Recall that the main idea behind autoregressive processes is to regress the variable on its own past values. In case of moving averages, we form linear combinations of elements of white noise. Combining the two ideas, we obtain the definition of the autoregressive–moving-average process:

(1) $y_t=\mu+\beta_1y_{t-1}+...+\beta_py_{t-p}+ \theta_1u_{t-1}+...+\theta_qu_{t-q}+u_t$

$=\mu+\sum_{i=1}^p\beta_iy_{t-i}+\sum_{i=1}^q\theta_iu_{t-i}+u_t.$

It is denoted ARMA(p,q), where p is the number of included past values and q is the number of included past errors (AKA shocks to the system).
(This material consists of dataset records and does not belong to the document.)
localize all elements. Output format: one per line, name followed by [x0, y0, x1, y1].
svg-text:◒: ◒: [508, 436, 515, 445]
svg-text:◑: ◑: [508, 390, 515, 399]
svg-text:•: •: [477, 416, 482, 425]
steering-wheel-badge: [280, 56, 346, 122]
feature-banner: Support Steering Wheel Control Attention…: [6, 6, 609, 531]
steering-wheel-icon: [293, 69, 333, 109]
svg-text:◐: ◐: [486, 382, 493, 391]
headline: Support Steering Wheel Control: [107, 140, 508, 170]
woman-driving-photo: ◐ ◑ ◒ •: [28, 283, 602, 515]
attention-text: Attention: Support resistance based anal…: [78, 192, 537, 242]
We should expect a couple of facts to hold for this process.

If its characteristic polynomial $p(x)=1-\beta_1x-...-\beta_px^p$ has roots outside the unit circle, the process is stable and should be stationary.

A stable process can be represented as an infinite moving average. Such a representation is in fact used to analyze its properties.

The coefficients of the moving average part (the thetas) and the constant $\mu$ have no effect on stationarity.

The quantity $\partial y_t/\partial y_{t-1}=\beta_1$ can be called an instantaneous effect of $y_{t-1}$ on $y_t$. This effect accumulates over time (the value at $t$ is influenced by the value at $t-1$, which, in turn, is influenced by the value at $t-2$ and so on). Therefore the long-run interpretation of the coefficients is complicated. Comparison of Figures 1 and 2 illustrates this point.

Exercise. For the model $y_t=\mu+\beta_1y_{t-1}+u_t$ find the mean $Ey_t$ (just modify this argument).

Figure 1. Simulated AR process

Figure 2. Simulated MA

Question. Why in (1) the current error $u_t$ has coefficient 1? Choose the answer you like:

1) We never used the current error with a nontrivial coefficient.

2) It is logical to assume that past shocks may have an aftereffect (measured by thetas) on the current $y_t$ different from 1 but the effect of the current shock should be 1.

3) Mathematically, the case when instead of $u_t$ we have $\theta_0u_t$ with some nonzero $\theta_0$ can be reduced to the case when the current error has coefficient 1. Just introduce a new white noise $v_t=\theta_0u_t$ and rewrite the model using it.